Lufthansa streicht am Mittwoch fast alle deutschen Flüge

Lufthansa, Deutschlands nationale Fluggesellschaft, gab am Mittwoch bekannt, dass sie wegen eines geplanten Streiks des Bodenpersonals alle Inlandsflüge in Frankfurt und München streichen müsse. Dies trägt zum sommerlichen Reisechaos in ganz Europa bei.

Die Lufthansa behauptete am Dienstag, die mächtige Gewerkschaft Verdi in Deutschland werde zu einem eintägigen Protest aufrufen.

Mehr als 1000 Flüge werden gestrichen, darunter auch die am Dienstag. Davon sind rund 134.000 Passagiere betroffen.
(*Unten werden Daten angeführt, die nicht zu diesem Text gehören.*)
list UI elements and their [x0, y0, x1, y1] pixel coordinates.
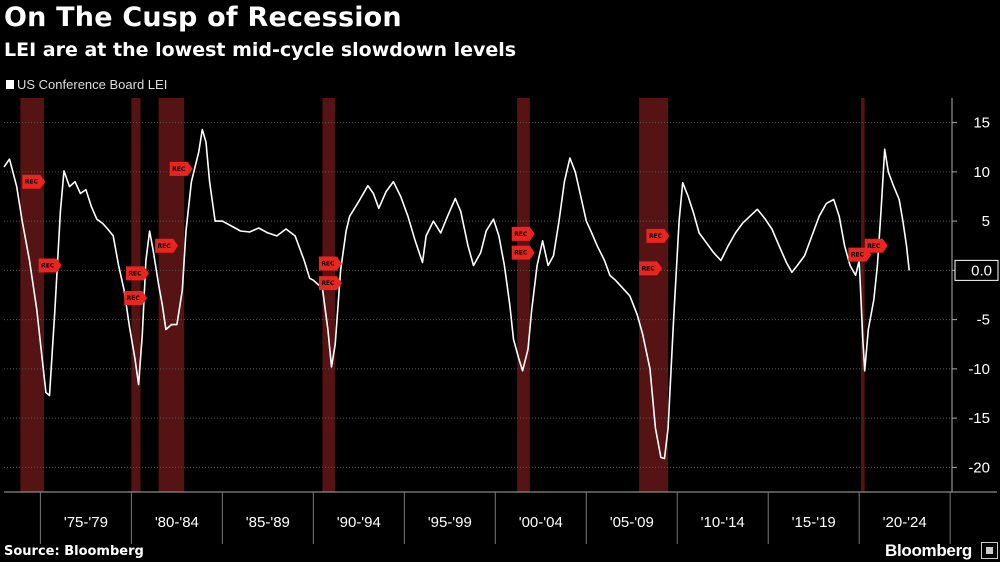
rec-marker: REC	[318, 276, 342, 291]
rec-marker-shape	[639, 261, 663, 276]
x-tick-label: '80-'84	[155, 514, 199, 531]
rec-marker: REC	[318, 256, 342, 271]
rec-marker-label: REC	[127, 295, 141, 302]
rec-marker-label: REC	[128, 270, 142, 277]
rec-marker-shape	[318, 276, 342, 291]
recession-band	[517, 98, 530, 492]
rec-marker-shape	[318, 256, 342, 271]
rec-marker-label: REC	[321, 280, 335, 287]
x-tick-label: '15-'19	[792, 514, 836, 531]
last-value-box	[954, 259, 999, 281]
rec-marker-label: REC	[514, 231, 528, 238]
rec-marker-label: REC	[642, 265, 656, 272]
y-tick-label: -20	[968, 459, 990, 476]
rec-marker-label: REC	[867, 243, 881, 250]
rec-marker: REC	[511, 226, 535, 241]
rec-marker-shape	[511, 226, 535, 241]
recession-bands	[20, 98, 865, 492]
rec-marker: REC	[864, 238, 888, 253]
legend-label: US Conference Board LEI	[17, 77, 168, 92]
rec-marker-shape	[864, 238, 888, 253]
recession-band	[639, 98, 669, 492]
rec-marker-shape	[169, 161, 193, 176]
rec-marker-shape	[126, 266, 150, 281]
recession-band	[158, 98, 185, 492]
rec-marker-label: REC	[851, 252, 865, 259]
rec-marker-label: REC	[514, 250, 528, 257]
x-tick-labels: '75-'79 '80-'84 '85-'89 '90-'94 '95-'99 '00-'…	[64, 514, 927, 531]
rec-marker-label: REC	[41, 262, 55, 269]
rec-marker-label: REC	[158, 243, 172, 250]
rec-marker-shape	[22, 174, 46, 189]
y-tick-label: -10	[968, 361, 990, 378]
x-tick-label: '00-'04	[519, 514, 563, 531]
recession-band	[20, 98, 45, 492]
recession-band	[861, 98, 865, 492]
x-tick-label: '90-'94	[337, 514, 381, 531]
rec-marker: REC	[126, 266, 150, 281]
rec-marker-shape	[511, 245, 535, 260]
rec-marker: REC	[38, 258, 62, 273]
y-tick-label: 15	[973, 115, 990, 132]
chart-subtitle: LEI are at the lowest mid-cycle slowdown…	[4, 39, 517, 61]
rec-marker-shape	[38, 258, 62, 273]
rec-marker-label: REC	[321, 260, 335, 267]
x-tick-label: '85-'89	[246, 514, 290, 531]
series-lines	[3, 128, 910, 460]
x-tick-label: '05-'09	[610, 514, 654, 531]
series-line	[3, 128, 910, 460]
rec-marker-label: REC	[649, 233, 663, 240]
x-tick-label: '10-'14	[701, 514, 745, 531]
rec-markers: RECRECRECRECRECRECRECRECRECRECRECRECRECR…	[22, 161, 888, 305]
brand-logo: Bloomberg	[884, 541, 972, 560]
rec-marker-shape	[124, 290, 148, 305]
legend: US Conference Board LEI	[6, 77, 167, 92]
rec-marker-shape	[646, 228, 670, 243]
chart-title: On The Cusp of Recession	[4, 2, 402, 33]
rec-marker: REC	[22, 174, 46, 189]
rec-marker: REC	[511, 245, 535, 260]
y-tick-label: 5	[982, 213, 990, 230]
recession-band	[322, 98, 336, 492]
rec-marker-label: REC	[172, 166, 186, 173]
rec-marker: REC	[646, 228, 670, 243]
rec-marker: REC	[124, 290, 148, 305]
y-tick-labels: 15 10 5 -5 -10 -15 -20 0.0	[954, 115, 999, 476]
gridlines	[4, 122, 952, 468]
rec-marker: REC	[169, 161, 193, 176]
rec-marker-shape	[155, 238, 179, 253]
y-tick-label: -5	[977, 312, 990, 329]
x-tick-label: '20-'24	[883, 514, 927, 531]
rec-marker-label: REC	[25, 179, 39, 186]
brand-mark-icon	[981, 542, 998, 559]
rec-marker: REC	[155, 238, 179, 253]
x-tick-label: '75-'79	[64, 514, 108, 531]
source-note: Source: Bloomberg	[4, 544, 144, 559]
rec-marker: REC	[639, 261, 663, 276]
y-tick-label: 10	[973, 164, 990, 181]
axes	[4, 98, 997, 544]
y-tick-label: -15	[968, 410, 990, 427]
last-value-label: 0.0	[971, 262, 992, 279]
x-tick-label: '95-'99	[428, 514, 472, 531]
legend-swatch	[6, 80, 14, 89]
„Lufthansa muss am Mittwoch fast alle Flüge an ihren Drehkreuzen Frankfurt oder München streichen“, teilte der Konzern mit und fügte hinzu, dass er eine Folgewirkung für einige Donnerstag- und Freitagflüge nicht ausschließen könne.

Bodenarbeiter haben für einen höheren Lohn agitiert, als er von Lufthansa angeboten wurde.
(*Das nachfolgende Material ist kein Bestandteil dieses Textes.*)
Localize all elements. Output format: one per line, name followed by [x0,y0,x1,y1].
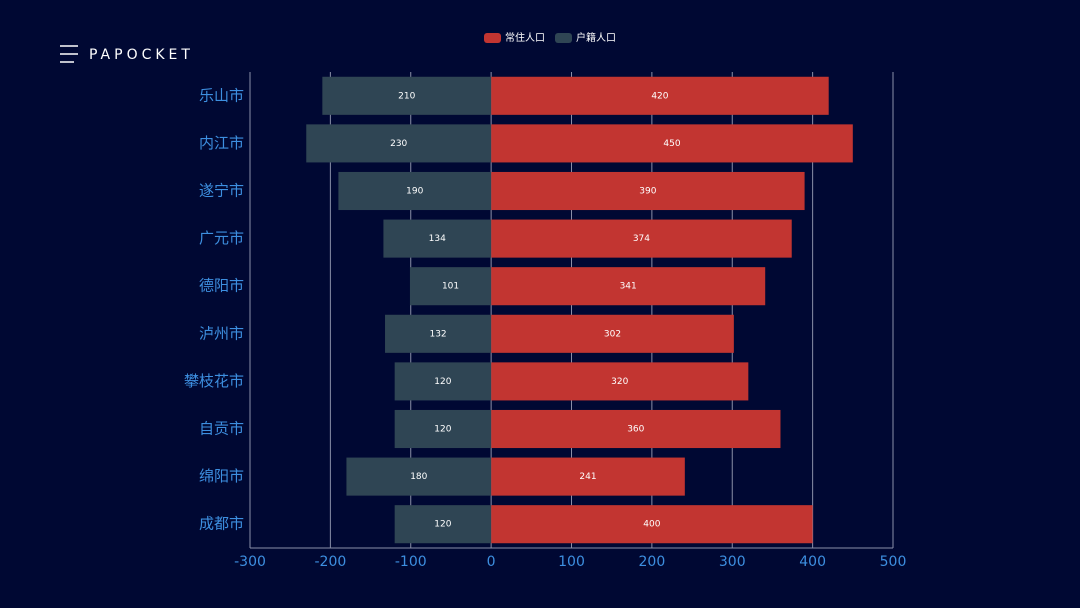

Nach Angaben der Fluggesellschaft wurden 45 Langstreckenflüge, die am Dienstag abfliegen und am Mittwoch in Deutschland landen sollten, gestrichen. Damit bleiben fast 7.500 Passagiere in Asien, Südamerika oder den USA ohne Flug.

Die Unterbrechung verspricht, einem ansonsten turbulenten Sommer für Flugreisen in ganz Europa mehr Turbulenzen hinzuzufügen.
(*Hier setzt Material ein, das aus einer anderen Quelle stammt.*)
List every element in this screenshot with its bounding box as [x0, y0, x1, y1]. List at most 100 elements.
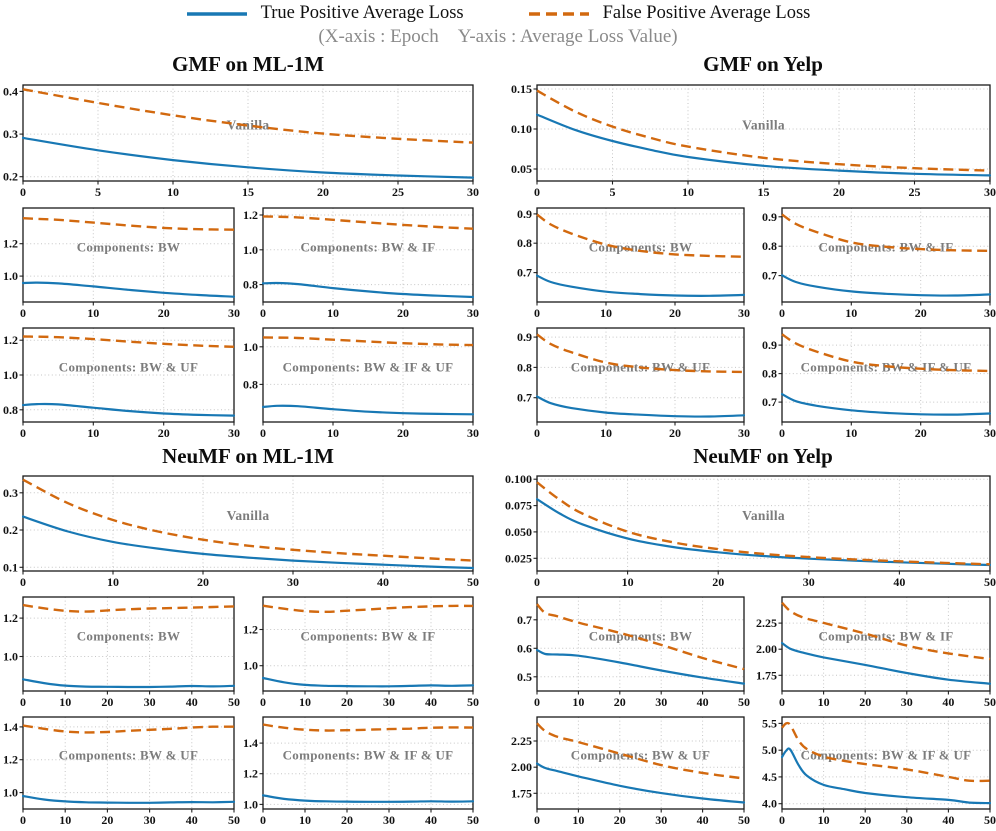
svg-text:5.5: 5.5: [762, 716, 777, 730]
svg-text:20: 20: [614, 813, 626, 827]
true-positive-line: [781, 393, 991, 416]
chart-annotation: Components: BW & UF: [59, 748, 198, 763]
svg-text:0.050: 0.050: [505, 525, 532, 539]
svg-text:0.8: 0.8: [3, 403, 18, 417]
true-positive-line: [262, 794, 474, 803]
svg-text:10: 10: [818, 813, 830, 827]
svg-text:40: 40: [186, 695, 198, 709]
chart-canvas: 0 10 20 30 0.8 1.0 1.2 Components: BW & IF: [243, 207, 479, 320]
true-positive-line: [262, 676, 474, 688]
chart-annotation: Components: BW & IF & UF: [283, 359, 454, 374]
svg-text:30: 30: [803, 575, 815, 589]
svg-text:1.0: 1.0: [243, 797, 258, 811]
false-positive-line: [262, 336, 474, 347]
true-positive-line: [536, 395, 745, 418]
svg-text:30: 30: [984, 185, 996, 199]
svg-text:30: 30: [901, 695, 913, 709]
svg-text:0: 0: [20, 575, 26, 589]
svg-text:4.0: 4.0: [762, 797, 777, 811]
svg-text:2.00: 2.00: [511, 760, 532, 774]
chart-annotation: Components: BW: [77, 239, 181, 254]
svg-text:30: 30: [901, 813, 913, 827]
svg-text:0: 0: [534, 426, 540, 440]
chart-gmf-ml1m-vanilla: 0 5 10 15 20 25 30 0.2 0.3 0.4 Vanilla: [0, 77, 481, 203]
svg-text:0.2: 0.2: [3, 170, 18, 184]
chart-canvas: 0 10 20 30 40 50 1.0 1.2 Components: BW: [3, 596, 240, 709]
svg-text:50: 50: [467, 813, 479, 827]
svg-text:10: 10: [818, 695, 830, 709]
false-positive-line: [262, 604, 474, 614]
false-positive-line: [262, 723, 474, 732]
svg-text:20: 20: [833, 185, 845, 199]
svg-text:20: 20: [614, 695, 626, 709]
chart-gmf-yelp-components-bw: 0 10 20 30 0.7 0.8 0.9 Components: BW: [497, 200, 752, 324]
svg-text:1.0: 1.0: [3, 650, 18, 664]
true-positive-line: [262, 281, 474, 299]
svg-text:10: 10: [299, 695, 311, 709]
svg-text:1.75: 1.75: [511, 786, 532, 800]
svg-text:0: 0: [20, 695, 26, 709]
svg-text:0.8: 0.8: [243, 278, 258, 292]
chart-canvas: 0 10 20 30 1.0 1.2 Components: BW: [3, 207, 240, 320]
true-positive-line: [781, 747, 991, 805]
svg-text:0: 0: [779, 813, 785, 827]
svg-text:1.0: 1.0: [243, 659, 258, 673]
svg-text:1.0: 1.0: [243, 340, 258, 354]
false-positive-line: [536, 333, 745, 374]
svg-text:1.4: 1.4: [243, 736, 258, 750]
quadrant-title-neumf-yelp: NeuMF on Yelp: [693, 444, 833, 468]
svg-text:0: 0: [534, 185, 540, 199]
false-positive-line: [22, 88, 474, 144]
chart-canvas: 0 10 20 30 40 50 0.5 0.6 0.7 Components: BW: [517, 596, 750, 709]
svg-text:1.75: 1.75: [756, 668, 777, 682]
svg-text:0.7: 0.7: [517, 266, 532, 280]
svg-text:30: 30: [984, 426, 996, 440]
chart-canvas: 0 10 20 30 40 50 0.1 0.2 0.3 Vanilla: [3, 475, 479, 589]
svg-text:0.4: 0.4: [3, 84, 18, 98]
true-positive-line: [22, 678, 235, 689]
true-positive-line: [536, 648, 745, 685]
svg-text:10: 10: [59, 813, 71, 827]
svg-text:30: 30: [655, 695, 667, 709]
chart-annotation: Vanilla: [227, 508, 270, 523]
svg-text:30: 30: [287, 575, 299, 589]
svg-text:5.0: 5.0: [762, 743, 777, 757]
false-positive-line: [22, 217, 235, 231]
svg-text:2.25: 2.25: [756, 616, 777, 630]
chart-gmf-yelp-components-bw-if: 0 10 20 30 0.7 0.8 0.9 Components: BW & IF: [742, 200, 996, 324]
false-positive-line: [536, 722, 745, 780]
svg-text:5: 5: [95, 185, 101, 199]
svg-text:0.6: 0.6: [517, 641, 532, 655]
svg-text:1.2: 1.2: [243, 623, 258, 637]
legend-item-true-positive: True Positive Average Loss: [186, 3, 464, 24]
svg-text:10: 10: [600, 426, 612, 440]
svg-text:4.5: 4.5: [762, 770, 777, 784]
chart-annotation: Components: BW & IF & UF: [801, 748, 972, 763]
svg-text:1.2: 1.2: [3, 237, 18, 251]
true-positive-line: [536, 274, 745, 297]
chart-gmf-yelp-components-bw-if-uf: 0 10 20 30 0.7 0.8 0.9 Components: BW & IF & UF: [742, 320, 996, 444]
chart-canvas: 0 10 20 30 40 50 1.75 2.00 2.25 Components: BW & …: [511, 716, 750, 827]
legend-label-true-positive: True Positive Average Loss: [260, 3, 464, 23]
svg-text:1.2: 1.2: [3, 753, 18, 767]
svg-text:0.10: 0.10: [511, 122, 532, 136]
svg-text:20: 20: [915, 306, 927, 320]
true-positive-line: [781, 274, 991, 297]
true-positive-line: [536, 762, 745, 804]
svg-text:0.05: 0.05: [511, 162, 532, 176]
svg-text:0.9: 0.9: [762, 210, 777, 224]
svg-text:20: 20: [669, 306, 681, 320]
svg-text:10: 10: [87, 306, 99, 320]
false-positive-line: [536, 603, 745, 671]
svg-text:1.2: 1.2: [243, 208, 258, 222]
chart-canvas: 0 10 20 30 40 50 1.0 1.2 Components: BW & IF: [243, 596, 479, 709]
svg-text:0.025: 0.025: [505, 551, 532, 565]
svg-text:30: 30: [144, 813, 156, 827]
svg-text:10: 10: [572, 695, 584, 709]
svg-text:0: 0: [260, 306, 266, 320]
chart-neumf-ml1m-vanilla: 0 10 20 30 40 50 0.1 0.2 0.3 Vanilla: [0, 468, 481, 593]
svg-text:10: 10: [682, 185, 694, 199]
svg-text:30: 30: [467, 306, 479, 320]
Die Lockerung der Corona-Regeln trägt jedoch dazu bei, die Nachfrage anzukurbeln. Chronischer Personalmangel hat jedoch zu Flugunterbrechungen, langen Warteschlangen für Passagiere und sogar zu verlorenem Gepäck geführt.

Die Gewerkschaft Verdi, die rund 20.000 Lufthansa-Beschäftigte vertritt, strebt eine Gehaltserhöhung von 9,5 Prozent oder höchstens 350 Euro pro Monat an. Außerdem strebt sie einen Mindeststundenlohn von 13 Euro an.

Die Gewerkschaft behauptete, dass das bisherige Angebot des Managements „nicht einmal annähernd“ an einen Ausgleich der Inflation heranreicht, die im vergangenen Monat in Deutschland 7,6 Prozent erreichte.

Lufthansa antwortete, dass sie „sehr erhebliche Gehaltserhöhungen“ angeboten habe, darunter mehr als 10 Prozent für Arbeiter in der niedrigsten Lohnkategorie und sechs Prozent für höher bezahlte Angestellte.

Michael Niggemann vom Lufthansa-Arbeitsdirektor sagte, die frühe Eskalation und Zerstörung einer zuvor fruchtbaren Tarifrunde richte großen Schaden an.

Das Wirtschaftsinstitut IW in Deutschland hat kürzlich festgestellt, dass die deutsche Luftfahrtbranche mit mehr als 7.000 Mitarbeitern einen Mangel hat.

Viele Flughafenmitarbeiter nahmen Jobs in anderen Bereichen an, als die Nachfrage nach Reisen während der Pandemie einbrach. Aus diesem Grund sind sie nicht in den Sektor zurückgekehrt, nachdem sich der Tourismus erholt hat, enthüllten Ökonomen.